– Но…
– Но он предложил, чтобы ему предоставили три трапезы за счет города в качестве вознаграждения за помощь в обучении граждан.
– Ой-ой-ой.
– Поэтому было выбрано предложение обвинения – смерть от яда… Но я говорил о диалогах. В ранних диалогах Сократ буквально допрашивает всякого, кто утверждает, что он обладает знанием, и вы никогда не узнаете, что́ сам Сократ – или Платон – на самом деле думает о каком-нибудь предмете, за исключением того, что все остальные во всем не правы. Но затем мы переходим к более поздним диалогам, в которых, как полагает большинство ученых, Платон описывает уже не Сократа, а представляет свои собственные взгляды. Величайший из таких диалогов – «Государство».
– Это там он говорит, что сильная собака всегда должна получить кость? Кажется, не слишком-то справедливо.

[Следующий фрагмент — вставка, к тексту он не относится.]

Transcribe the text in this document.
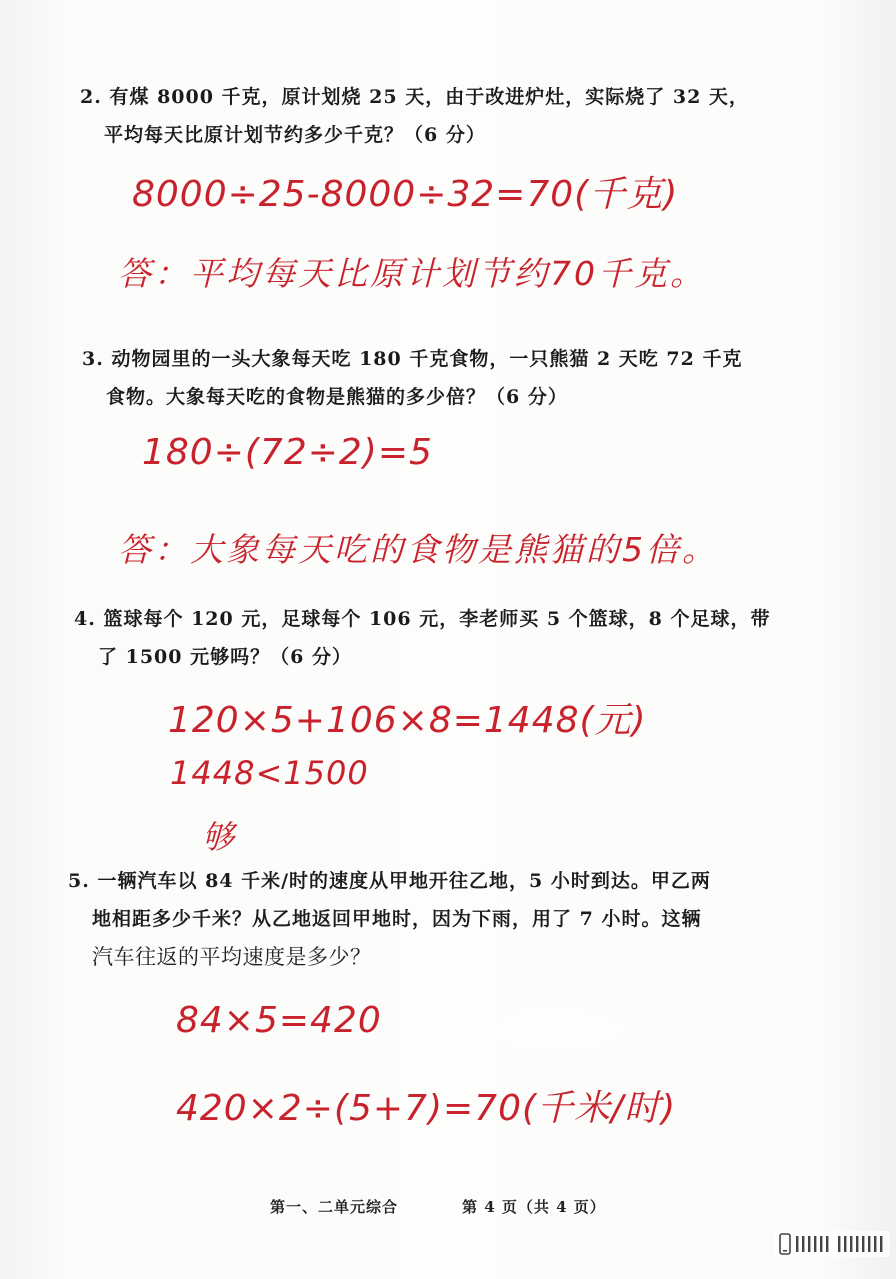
2. 有煤 8000 千克，原计划烧 25 天，由于改进炉灶，实际烧了 32 天，
平均每天比原计划节约多少千克？（6 分）
8000÷25-8000÷32=70(千克)
答：平均每天比原计划节约70千克。
3. 动物园里的一头大象每天吃 180 千克食物，一只熊猫 2 天吃 72 千克
食物。大象每天吃的食物是熊猫的多少倍？（6 分）
180÷(72÷2)=5
答：大象每天吃的食物是熊猫的5倍。
4. 篮球每个 120 元，足球每个 106 元，李老师买 5 个篮球，8 个足球，带
了 1500 元够吗？（6 分）
120×5+106×8=1448(元)
1448<1500
够
5. 一辆汽车以 84 千米/时的速度从甲地开往乙地，5 小时到达。甲乙两
地相距多少千米？从乙地返回甲地时，因为下雨，用了 7 小时。这辆
汽车往返的平均速度是多少？
84×5=420
420×2÷(5+7)=70(千米/时)
第一、二单元综合	第 4 页（共 4 页）
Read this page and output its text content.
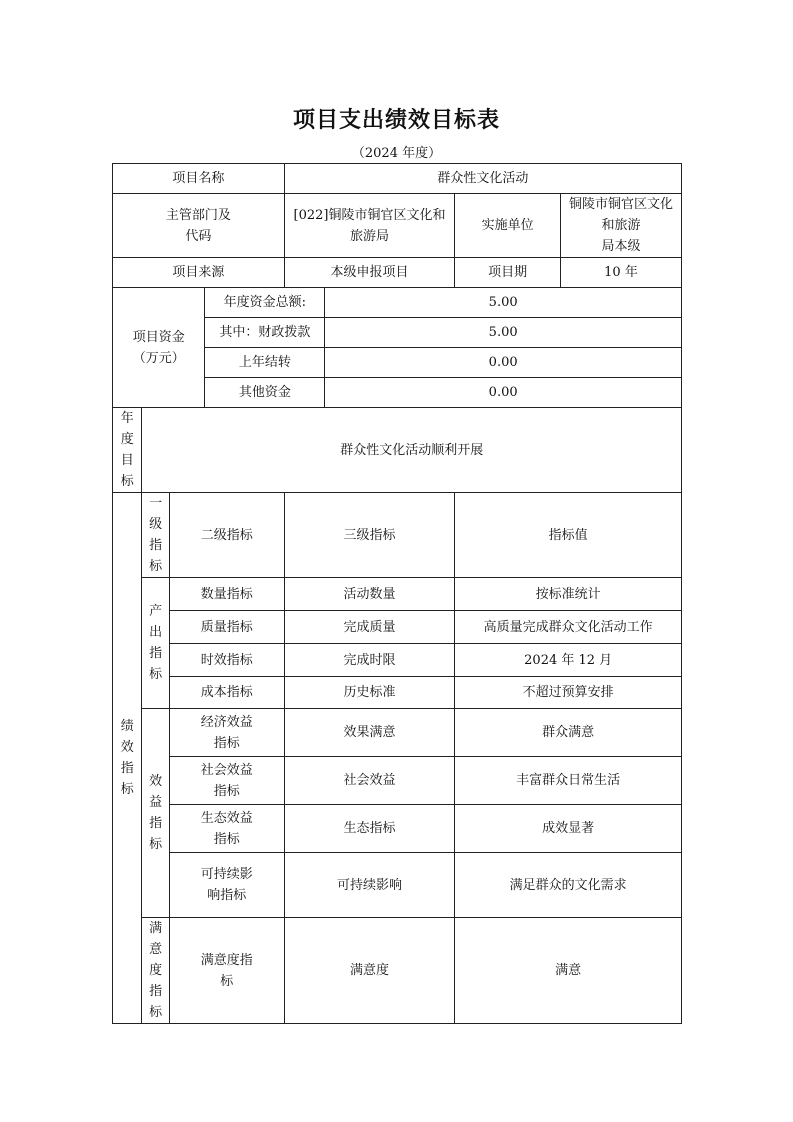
项目支出绩效目标表
（2024 年度）
项目名称				群众性文化活动			
主管部门及
代码				[022]铜陵市铜官区文化和旅游局		实施单位	铜陵市铜官区文化和旅游
局本级
项目来源				本级申报项目		项目期	10 年
项目资金
（万元）			年度资金总额:		5.00		
			其中：财政拨款		5.00		
			上年结转		0.00		
			其他资金		0.00		
年
度
目
标	群众性文化活动顺利开展						
绩
效
指
标	一
级
指
标	二级指标		三级指标		指标值	
	产
出
指
标	数量指标		活动数量		按标准统计	
		质量指标		完成质量		高质量完成群众文化活动工作	
		时效指标		完成时限		2024 年 12 月	
		成本指标		历史标准		不超过预算安排	
	效
益
指
标	经济效益
指标		效果满意		群众满意	
		社会效益
指标		社会效益		丰富群众日常生活	
		生态效益
指标		生态指标		成效显著	
		可持续影
响指标		可持续影响		满足群众的文化需求	
	满
意
度
指
标	满意度指
标		满意度		满意	
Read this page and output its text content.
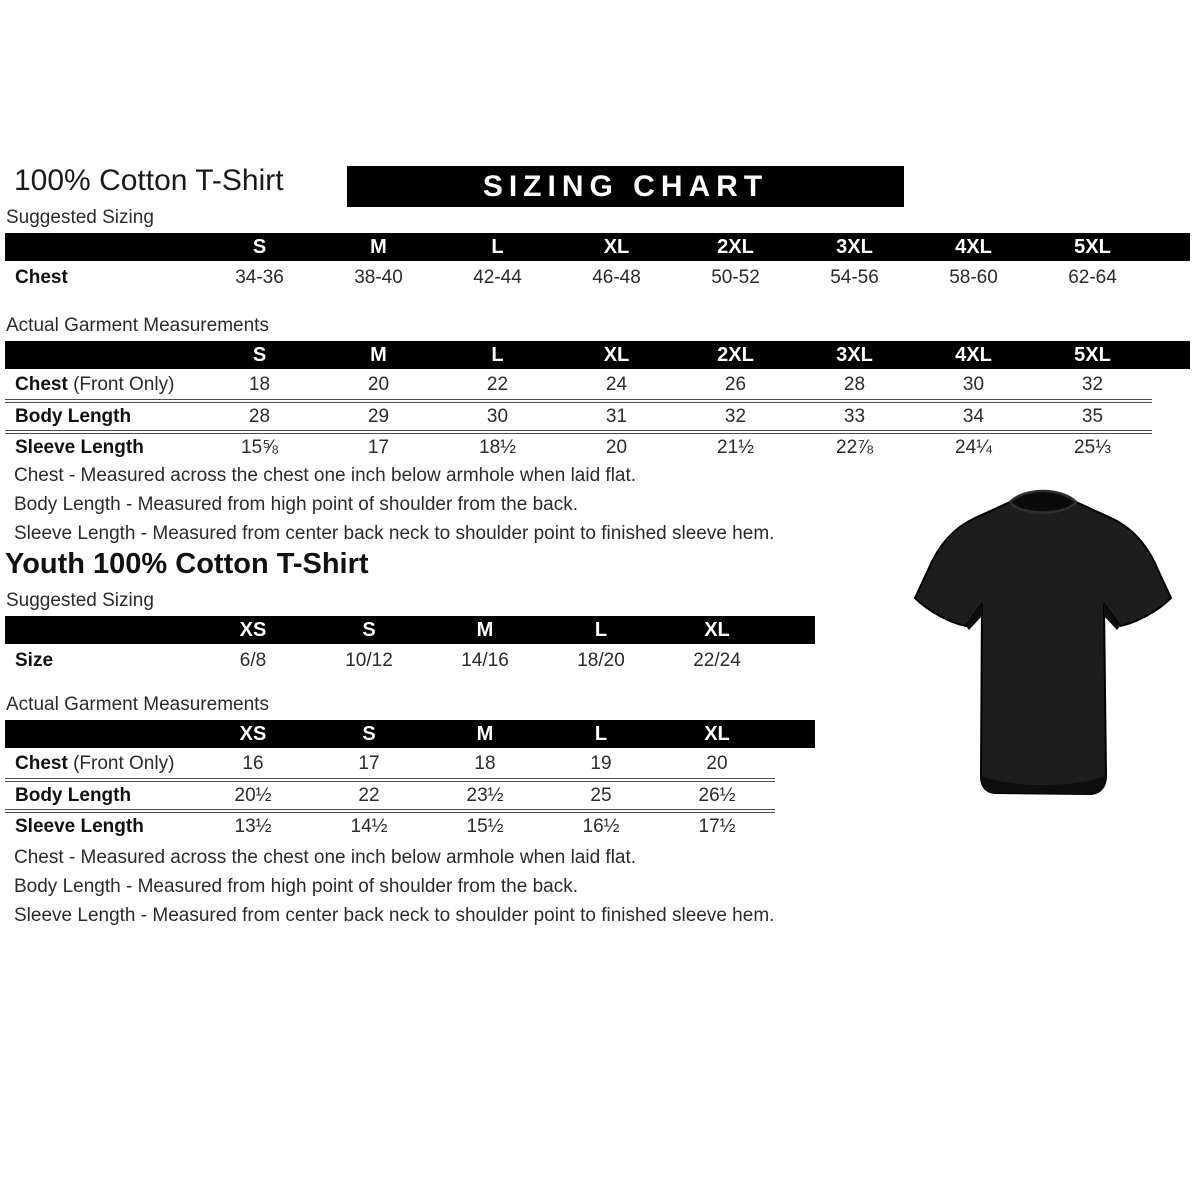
100% Cotton T-Shirt	SIZING CHART
Suggested Sizing
	S	M	L	XL	2XL	3XL	4XL	5XL	
Chest	34-36	38-40	42-44	46-48	50-52	54-56	58-60	62-64	
Actual Garment Measurements
	S	M	L	XL	2XL	3XL	4XL	5XL	
Chest (Front Only)	18	20	22	24	26	28	30	32	
Body Length	28	29	30	31	32	33	34	35	
Sleeve Length	15⅝	17	18½	20	21½	22⅞	24¼	25⅓	
Chest - Measured across the chest one inch below armhole when laid flat.
Body Length - Measured from high point of shoulder from the back.
Sleeve Length - Measured from center back neck to shoulder point to finished sleeve hem.
Youth 100% Cotton T-Shirt
Suggested Sizing
	XS	S	M	L	XL	
Size	6/8	10/12	14/16	18/20	22/24	
Actual Garment Measurements
	XS	S	M	L	XL	
Chest (Front Only)	16	17	18	19	20	
Body Length	20½	22	23½	25	26½	
Sleeve Length	13½	14½	15½	16½	17½	
Chest - Measured across the chest one inch below armhole when laid flat.
Body Length - Measured from high point of shoulder from the back.
Sleeve Length - Measured from center back neck to shoulder point to finished sleeve hem.
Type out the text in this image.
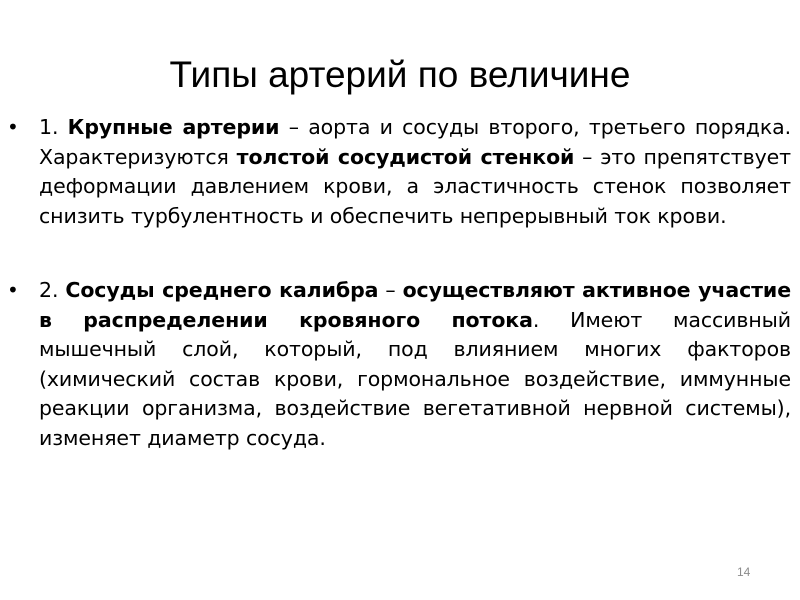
Типы артерий по величине
• 1. Крупные артерии – аорта и сосуды второго, третьего порядка. Характеризуются толстой сосудистой стенкой – это препятствует деформации давлением крови, а эластичность стенок позволяет снизить турбулентность и обеспечить непрерывный ток крови.
• 2. Сосуды среднего калибра – осуществляют активное участие в распределении кровяного потока. Имеют массивный мышечный слой, который, под влиянием многих факторов (химический состав крови, гормональное воздействие, иммунные реакции организма, воздействие вегетативной нервной системы), изменяет диаметр сосуда.
14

– Не забудь, Платон писал драматические диалоги. Устами участников диалогов он высказывал разные точки зрения, а затем разоблачал их несостоятельность. «Государство» начинается с обсуждения значения понятия «справедливость» или как «поступать правильно». Сократ уже рассмотрел несколько различных идей о том, что может быть справедливо. Говорить правду? Оплачивать свои долги? Помогать друзьям и наносить вред врагам? Во всех этих суждениях Сократ находит изъяны. Персонаж по имени Фрасимах слушает Сократа с все возрастающим нетерпением и наконец, не в силах больше сдерживаться, вмешивается. «Справедливость, утверждаю я [Фрасимах], это то, что пригодно сильнейшему… Устанавливает же законы всякая власть в свою пользу… во всех государствах справедливостью считается одно и то же, а именно то, что пригодно существующей власти. А ведь она – сила, вот и выходит… что справедливость – везде одно и то же: то, что пригодно для сильнейшего»[12]. Звучит знакомо?
– Ницше?
– Точно.
– Но ты сказал, что этот твой Платон был лучшим… Он ответил этому парню, Фраси… как его там?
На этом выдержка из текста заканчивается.